Technology

The construction industry needs a robotic revolution

In debates about the future of workflow technologyoften drawn by villains. One recent study revealed that 38% of jobs in the United States are at “high risk” of automation over the next decade. In the construction industry, forecasts are especially terrible: unemployment estimates due to the fault of robots vary from 24% in the UK to 41% in Germany. Automation will certainly change people's workflows, but for some sectors of the economy, changes have been brewing for a long time. Especially in architecture, design and construction.

Robots that build

For the industry with an annual income of about 10trillions of dollars - about 6% of global GDP - its productivity suffers. Worldwide, an average large construction project takes up 20% more to build than planned, and 80% more expensive than previously thought. Although most segments of the construction industry are single-family housing; multi-family housing; construction of roads, highways and bridges; industrial construction - saw improvements over the past decades (for example, productivity growth rates from 2006 to 2016 were 5.3% in industrial construction), there are many opportunities to improve productivity. Industrial construction should be much more efficient.

There are many factors contributing to lowthe effectiveness of the construction industry; they include low capital investment compared to other segments, hazardous conditions, project complexity, economic disruptions, lack of transparency and corruption. However, one of the biggest obstacles is the lack of skilled workers. According to a study by the Associated General Contractors of America conducted in 2017, 70% of contractors in the United States are trying to hire skilled workers. This is due to the fact that by 2026 the need for hiring in this industry will grow by 12%.

Simply put, automating the elements of the construction process is not only good design, it is also a smart business.

Research in the field of construction roboticsstarted decades ago. During the construction boom in Japan in the 1980s, for example, a shortage of workers forced industry groups to invest in the development of automated systems. This effort was not successful in part because the computational power at that time was weak. And although this part of the technology has progressed rapidly since then, the industry itself is not. A number of the largest companies in the world are still doing everything on paper — from managing orders and supply chains to tracking employee time and pay.

The benefits of building automation are no longerare theoretical; researchers are increasingly proving the value of robots. Borca García de Soto, who joined New York University in Abu Dhabi and led an interdisciplinary team that studies innovations in the construction sector, explores how “digital production” affects productivity during construction. And he believes that technology will save the construction industry.

Comparing the cost and time spent onbuilding walls by humans and robots, they found that as complexity increases, automation begins to pay off. In addition, in the walls built by robots, architects, designers, engineers and contractors had more space to make adjustments in the later stages without a significant increase in costs or delays. Finally, it became known that simpler structures could also be built by humans, more effectively, and this led them to the conclusion that humans and robots would coexist on construction sites for a very, very long time.
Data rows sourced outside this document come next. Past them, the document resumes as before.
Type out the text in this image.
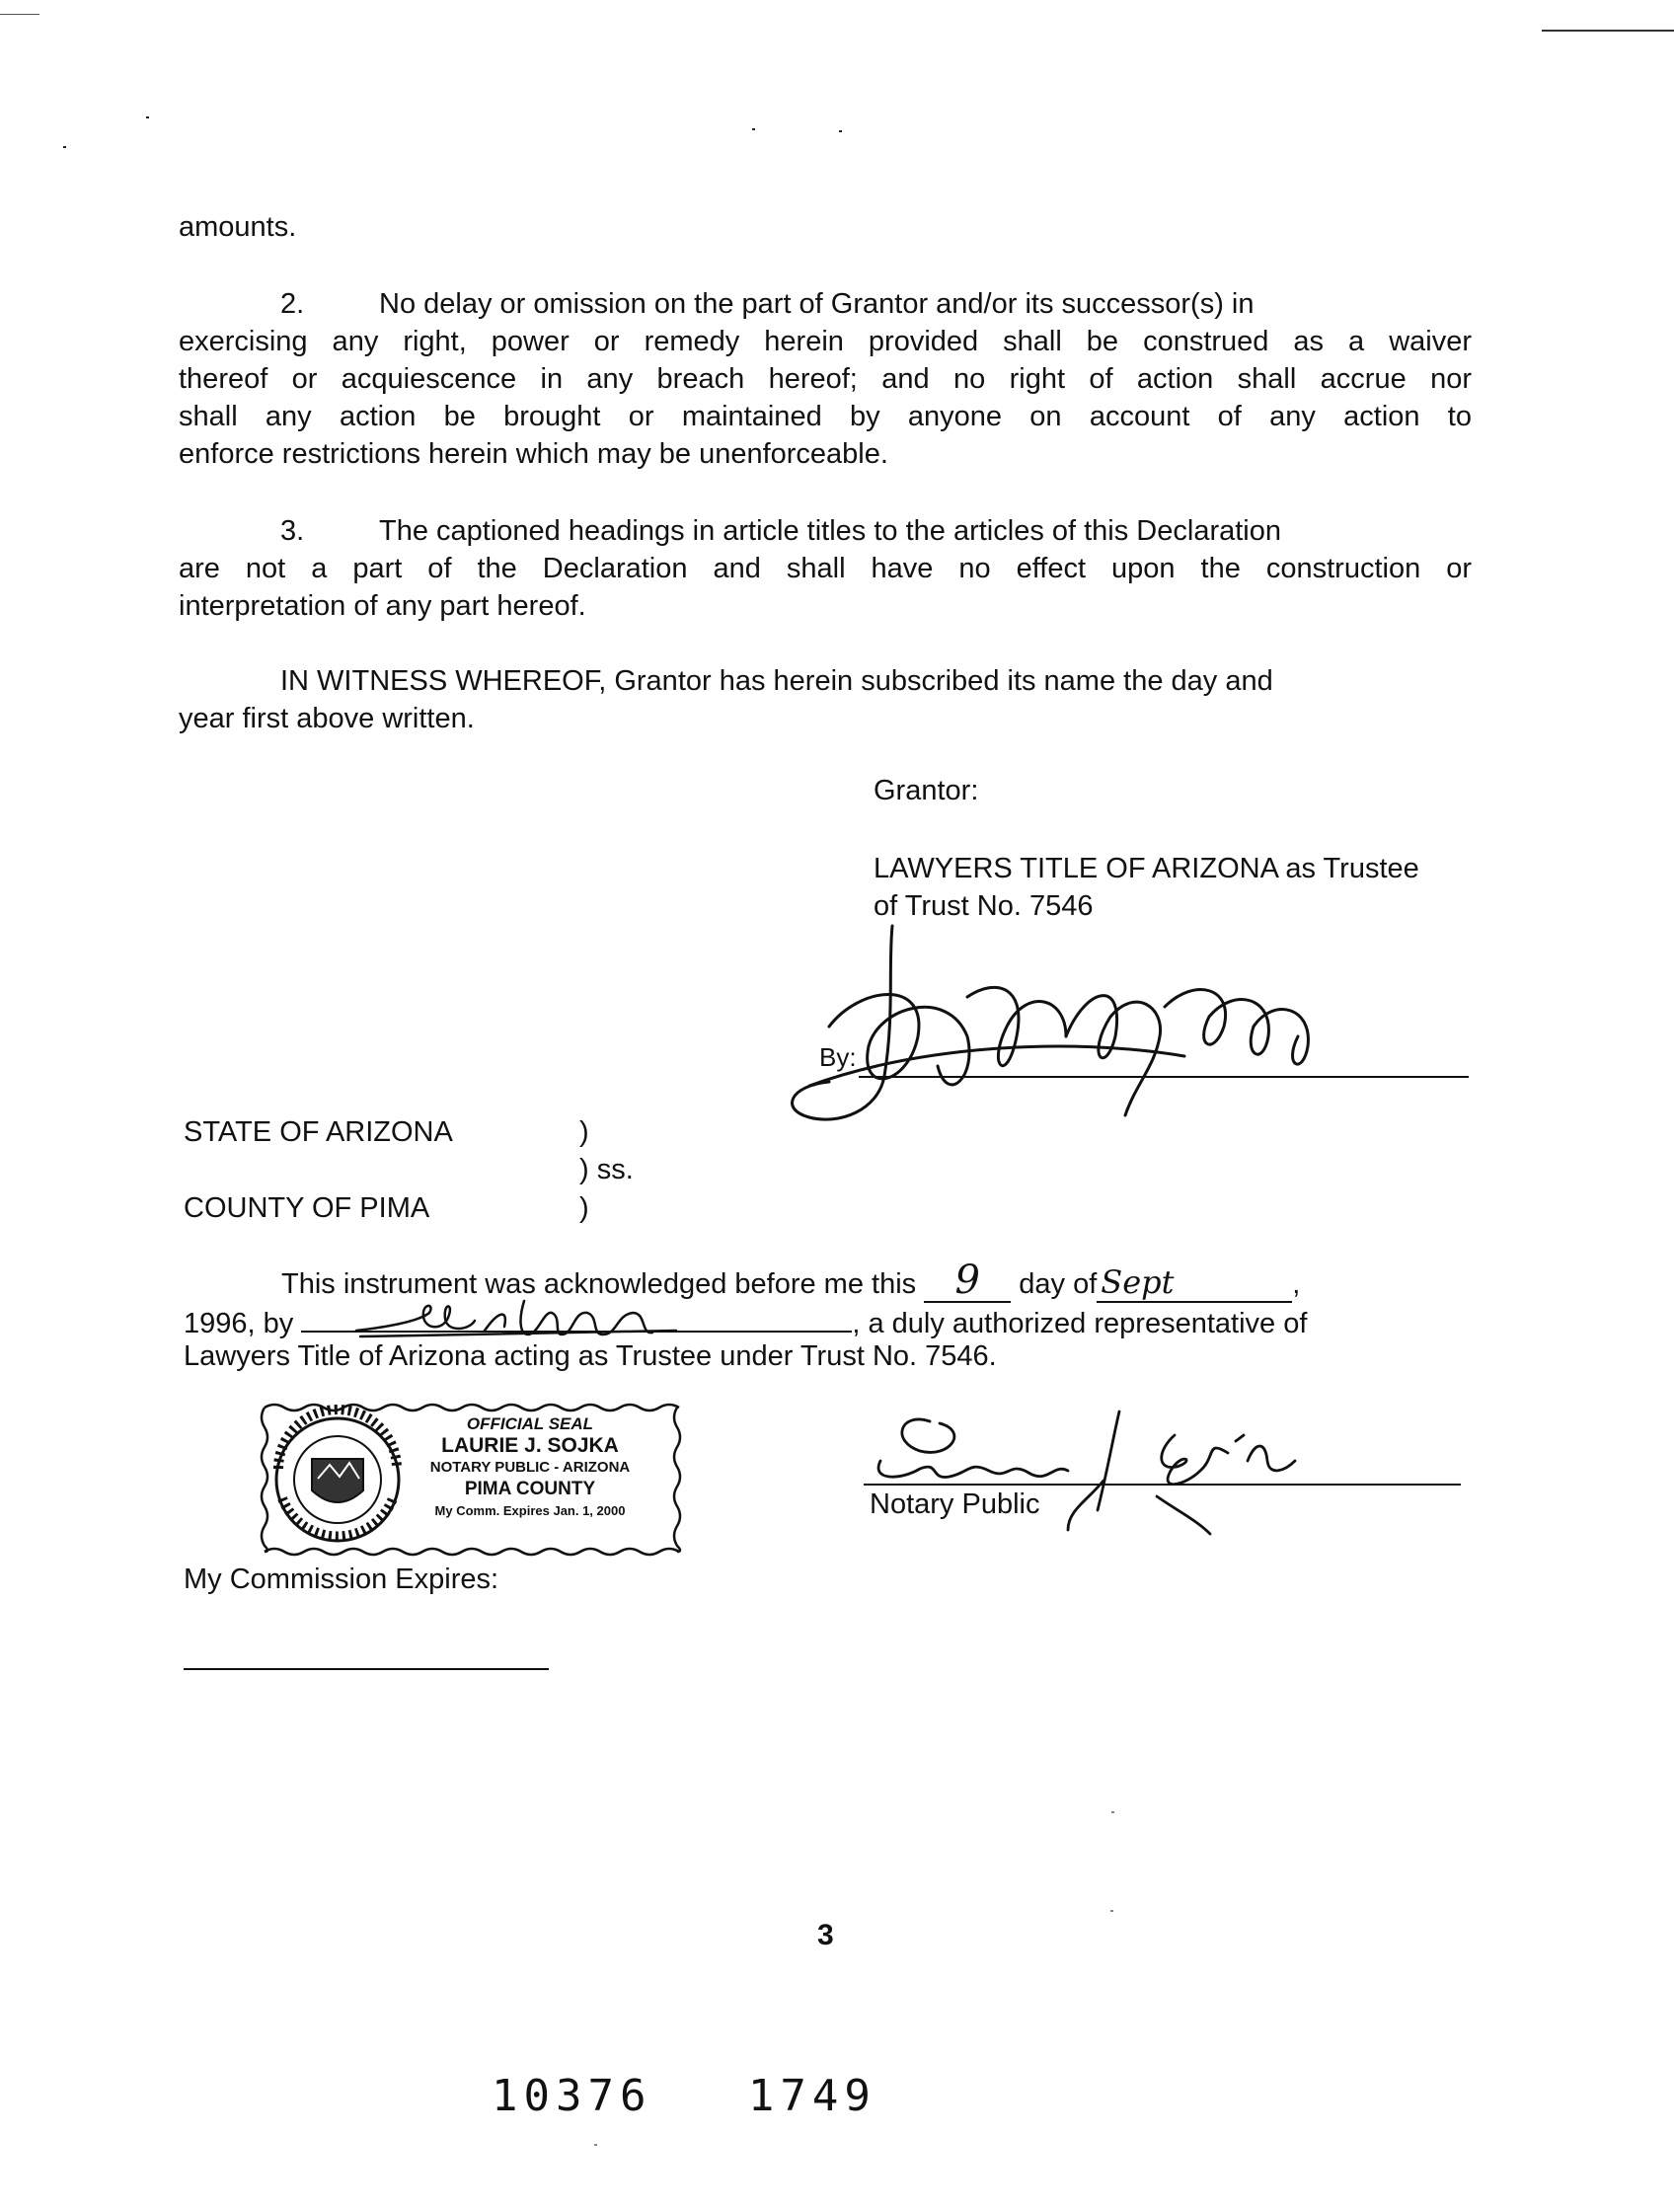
amounts.
2.	No delay or omission on the part of Grantor and/or its successor(s) in
exercising any right, power or remedy herein provided shall be construed as a waiver
thereof or acquiescence in any breach hereof; and no right of action shall accrue nor
shall any action be brought or maintained by anyone on account of any action to
enforce restrictions herein which may be unenforceable.
3.	The captioned headings in article titles to the articles of this Declaration
are not a part of the Declaration and shall have no effect upon the construction or
interpretation of any part hereof.
IN WITNESS WHEREOF, Grantor has herein subscribed its name the day and
year first above written.
Grantor:
LAWYERS TITLE OF ARIZONA as Trustee
of Trust No. 7546
By:
STATE OF ARIZONA	)
) ss.
COUNTY OF PIMA	)
This instrument was acknowledged before me this 9 day of Sept	,
1996, by	, a duly authorized representative of
Lawyers Title of Arizona acting as Trustee under Trust No. 7546.
OFFICIAL SEAL
LAURIE J. SOJKA
NOTARY PUBLIC - ARIZONA
PIMA COUNTY
My Comm. Expires Jan. 1, 2000	Notary Public
My Commission Expires:
3
10376   1749
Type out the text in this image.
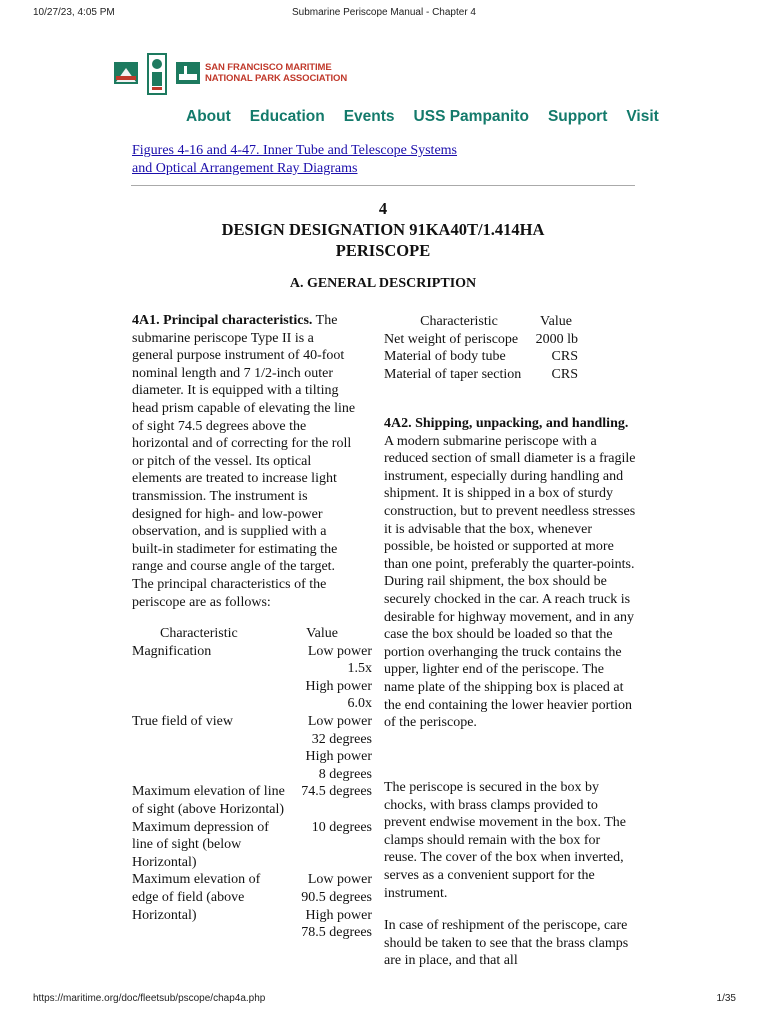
10/27/23, 4:05 PM	Submarine Periscope Manual - Chapter 4
SAN FRANCISCO MARITIME
NATIONAL PARK ASSOCIATION
About Education Events USS Pampanito Support Visit
Figures 4-16 and 4-47. Inner Tube and Telescope Systems
and Optical Arrangement Ray Diagrams
4
DESIGN DESIGNATION 91KA40T/1.414HA
PERISCOPE
A. GENERAL DESCRIPTION
4A1. Principal characteristics. The submarine periscope Type II is a general purpose instrument of 40-foot nominal length and 7 1/2-inch outer diameter. It is equipped with a tilting head prism capable of elevating the line of sight 74.5 degrees above the horizontal and of correcting for the roll or pitch of the vessel. Its optical elements are treated to increase light transmission. The instrument is designed for high- and low-power observation, and is supplied with a built-in stadimeter for estimating the range and course angle of the target. The principal characteristics of the periscope are as follows:
Characteristic	Value
Magnification	Low power
1.5x
High power
6.0x
True field of view	Low power
32 degrees
High power
8 degrees
Maximum elevation of line of sight (above Horizontal)	74.5 degrees
Maximum depression of line of sight (below Horizontal)	10 degrees
Maximum elevation of edge of field (above Horizontal)	Low power
90.5 degrees
High power
78.5 degrees
Characteristic	Value
Net weight of periscope	2000 lb
Material of body tube	CRS
Material of taper section	CRS
4A2. Shipping, unpacking, and handling. A modern submarine periscope with a reduced section of small diameter is a fragile instrument, especially during handling and shipment. It is shipped in a box of sturdy construction, but to prevent needless stresses it is advisable that the box, whenever possible, be hoisted or supported at more than one point, preferably the quarter-points. During rail shipment, the box should be securely chocked in the car. A reach truck is desirable for highway movement, and in any case the box should be loaded so that the portion overhanging the truck contains the upper, lighter end of the periscope. The name plate of the shipping box is placed at the end containing the lower heavier portion of the periscope.
The periscope is secured in the box by chocks, with brass clamps provided to prevent endwise movement in the box. The clamps should remain with the box for reuse. The cover of the box when inverted, serves as a convenient support for the instrument.
In case of reshipment of the periscope, care should be taken to see that the brass clamps are in place, and that all
https://maritime.org/doc/fleetsub/pscope/chap4a.php	1/35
And yet, one should carefully draw lessons fromsuch studies. In the real world, every construction project has its own unique problems and complex interactions between owners, designers, contractors, and the public. The wall construction project being studied was fairly simple from this point of view. The only accurate conclusion: the benefits of automation can no longer be ignored.

Some of the construction industry is already thisrecognized. Architects such as Frank Gehry and Zaha Hadid were the first proponents of robotic design, and some cities are already vigorously introducing automation. For example, in Dubai, according to the new rules, by 2025 each building should be built using 25% of materials from 3D-printed sources. Even forward-thinking contractors turn to single-tasking robots for jobs such as painting bridges, blasting concrete, welding, tying fittings and repairing roads.

And yet, despite the many advantages, building automation remains a complex process. To move the discussion from the fields to the mainstream, will require a number of key changes.

First, the construction industry needs to be improved.communication processes. Since cost overruns are often associated with gaps in the design and implementation stages, it is important to improve the exchange of information between project stakeholders to ensure technology efficiency. One solution: standardized and automated protocols for building information.

Secondly, the industry should give priorityattention to the effect of scaling when introducing such technologies. Automation will be cost-effective only when tools and methods are widely used.

Third, the industry must strengthen its ratings.project effectiveness. The financial risks from new technologies are greatest when implemented without a proper cost-benefit analysis. Only regular evaluations will maximize the benefits of automating parts of the construction process.

Finally, the government should facilitate the transition.on automated systems. Ultimately, it is the public sector that will determine the place of technology in the construction industry. But at the moment he lacks foresight. In many regions, building codes (often outdated) make it difficult to use 3D printed designs. To fully utilize the potential of automation, municipal regulations and building codes must keep pace.

Although it will take a long time to digitize and automate the construction process, this will be global and the world will change. And you see how? Tell us in our chat in Telegram.